Là aussi, il fallait trouver un nom pour qualifier ce niveau de plaisir. Je me suis finalement arrêté sur le terme de "phase lumineuse". L'expression dit bien ce qu'elle veut dire, en dépit d'une coloration ésotérique que certains pourraient critiquer. Comme toujours, une métaphore ne peut être comprise que si l'on connaît son contexte. Phase lumineuse n'évoque pour moi aucune illumination au sens religieux ou superstitieux, mais simplement un niveau de ressenti qui rappelle, par rapport au simple agrément, celui d'un soleil rayonnant par rapport à l'éclairement d'une ampoule électrique.
Un équilibre nutritionnel et un fonctionnement métabolique parfaits garantissent l'accès quotidien à cette phase lumineuse. Réciproquement, le fait d'y accéder systématiquement garantit une équilibration optimale. Il est toutefois facile de perdre de vue ce niveau de jouissance, sous l'effet d'angoisses poussant à forcer les arrêts, d'aliments souffrant de diverses imperfections (mauvais engrais, sélection artificielle, mauvaise conservation), ou de croyances diététiques (il faut que je mange assez de protéines, de vitamines B12, etc.). Nombreux sont les instinctos qui tombent dans ces pièges et se plaignent finalement d'arrêts flous ou de surcharge permanente, simplement parce qu'ils ont perdu en route, suite à toutes sortes de petites erreurs, la dimension "lumineuse" et qu'ils ont finalement pris l'habitude d'un niveau inférieur. Une petite période de jeûne peut parfois aider à remettre les choses en place.
En résumé :
La notion clé est celle d'agrément-désagrément, comprenant non seulement les perceptions gustatives et olfactives (notamment l'olfaction rétronasale), mais l'ensemble des données organoleptiques (consistance, jutosité, onctuosité...), ainsi que les sensations de réplétion ou de satisfaction en provenance de l'estomac, et autres sensations liées à la qualité de la digestion.
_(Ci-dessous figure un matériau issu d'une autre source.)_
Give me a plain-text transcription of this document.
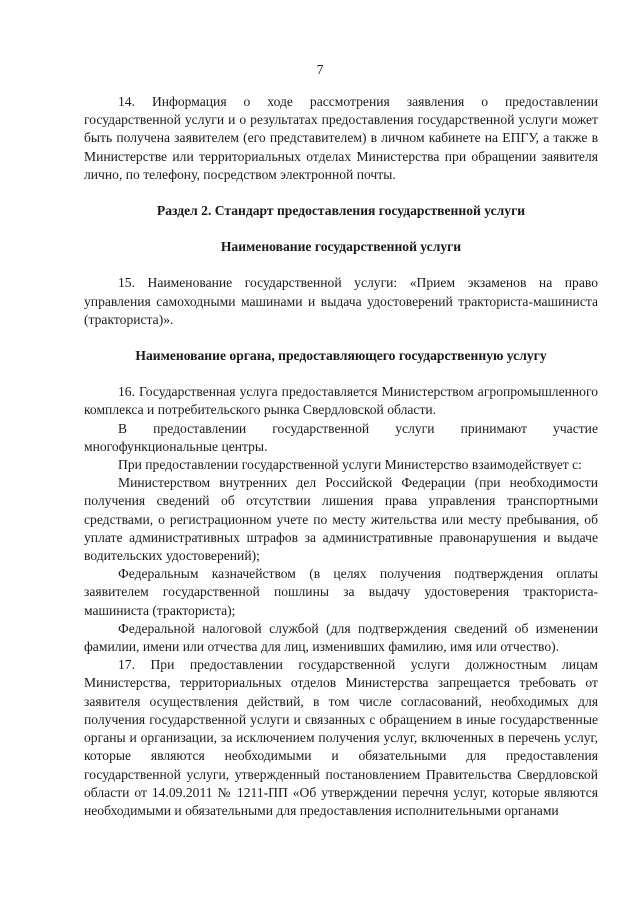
7

14. Информация о ходе рассмотрения заявления о предоставлении государственной услуги и о результатах предоставления государственной услуги может быть получена заявителем (его представителем) в личном кабинете на ЕПГУ, а также в Министерстве или территориальных отделах Министерства при обращении заявителя лично, по телефону, посредством электронной почты.

Раздел 2. Стандарт предоставления государственной услуги
Наименование государственной услуги

15. Наименование государственной услуги: «Прием экзаменов на право управления самоходными машинами и выдача удостоверений тракториста-машиниста (тракториста)».

Наименование органа, предоставляющего государственную услугу

16. Государственная услуга предоставляется Министерством агропромышленного комплекса и потребительского рынка Свердловской области.

В предоставлении государственной услуги принимают участие многофункциональные центры.

При предоставлении государственной услуги Министерство взаимодействует с:

Министерством внутренних дел Российской Федерации (при необходимости получения сведений об отсутствии лишения права управления транспортными средствами, о регистрационном учете по месту жительства или месту пребывания, об уплате административных штрафов за административные правонарушения и выдаче водительских удостоверений);

Федеральным казначейством (в целях получения подтверждения оплаты заявителем государственной пошлины за выдачу удостоверения тракториста-машиниста (тракториста);

Федеральной налоговой службой (для подтверждения сведений об изменении фамилии, имени или отчества для лиц, изменивших фамилию, имя или отчество).

17. При предоставлении государственной услуги должностным лицам Министерства, территориальных отделов Министерства запрещается требовать от заявителя осуществления действий, в том числе согласований, необходимых для получения государственной услуги и связанных с обращением в иные государственные органы и организации, за исключением получения услуг, включенных в перечень услуг, которые являются необходимыми и обязательными для предоставления государственной услуги, утвержденный постановлением Правительства Свердловской области от 14.09.2011 № 1211-ПП «Об утверждении перечня услуг, которые являются необходимыми и обязательными для предоставления исполнительными органами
Ces différents critères ne sont reconnaissables et fiables qu'avec les aliments non dénaturés. Ils sont particulièrement nets avec les aliments sauvages. Plus un aliment est altéré, apprêté, transformé par les diverses techniques culinaires, agricoles ou industrielles, censées le rendre plus palatable ou améliorer sa conservation, plus les frontières entre les différentes phases s'estompent. L'art culinaire, la sélection artificielle et, dans une certaine mesure, les méthodes industrielles visent à faciliter la consommation en neutralisant les réactions de désagrément mises en place par la nature pour assurer l'équilibre nutritionnel. Elles conduisent inévitablement à des surcharges métaboliques permanentes dont l'actuelle épidémie d'obésité est le symptôme le plus criant.